Returning to the question about your own succession, it is true there are some proposals specific to succession.

These include replacing the suitability test with a business competence test, and removing the minimum retirement age for a tenant while simultaneously imposing an upper limit on retiring to, say, five years beyond the state retirement age, after which there could be no succession.

There has been talk of extending the list of close relatives eligible to apply beyond the current class of spouses, siblings and children. It has also been suggested that the commercial unit test be repealed – that is the test that precludes succession where an applicant already has a significant interest in another commercially viable agricultural unit.

If implemented, some of these proposals will have the effect of raising the bar for succession. Depending on your own particular circumstances, it could potentially have a bearing on your succession.

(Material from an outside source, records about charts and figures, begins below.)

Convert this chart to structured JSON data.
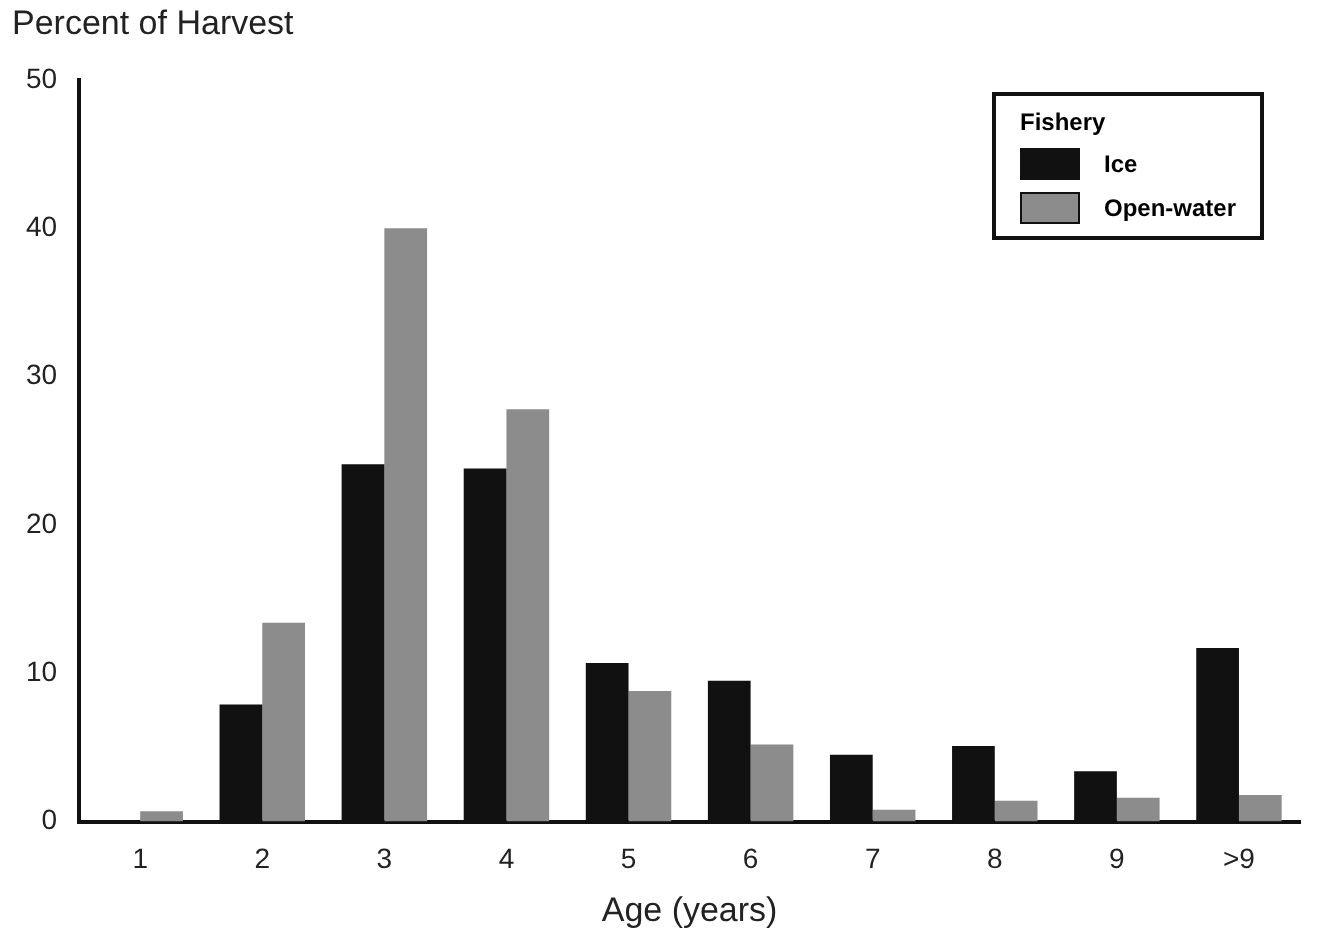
{
  "chart_data": {
    "type": "bar",
    "title": "Percent of Harvest",
    "xlabel": "Age (years)",
    "legend_title": "Fishery",
    "categories": [
      "1",
      "2",
      "3",
      "4",
      "5",
      "6",
      "7",
      "8",
      "9",
      ">9"
    ],
    "series": [
      {
        "name": "Ice",
        "color": "#111111",
        "values": [
          0,
          7.9,
          24.1,
          23.8,
          10.7,
          9.5,
          4.5,
          5.1,
          3.4,
          11.7
        ]
      },
      {
        "name": "Open-water",
        "color": "#8c8c8c",
        "values": [
          0.7,
          13.4,
          40,
          27.8,
          8.8,
          5.2,
          0.8,
          1.4,
          1.6,
          1.8
        ]
      }
    ],
    "ylim": [
      0,
      50
    ],
    "yticks": [
      0,
      10,
      20,
      30,
      40,
      50
    ],
    "grid": false,
    "legend": "top right"
  }
}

My advice would be to keep the succession issue under constant review. If you are confident that you satisfy the criteria, you could go down the succession on retirement route if your father will be at least 65 by the time the retirement notice takes effect or is otherwise physically or mentally incapacitated. If there is any doubt, it would be prudent to hold off. 

The main thing is to seek professional advice on your current circumstances to identify any potential weaknesses which can then hopefully be corrected ahead of any application.

Finally, I would add that Trig has not limited its proposals to reforms to Agricultural Holdings Act tenancies like your father’s. Its proposals also cover reforms to farm business tenancies, council farms and fiscal measures, as well as exit and entry from the industry.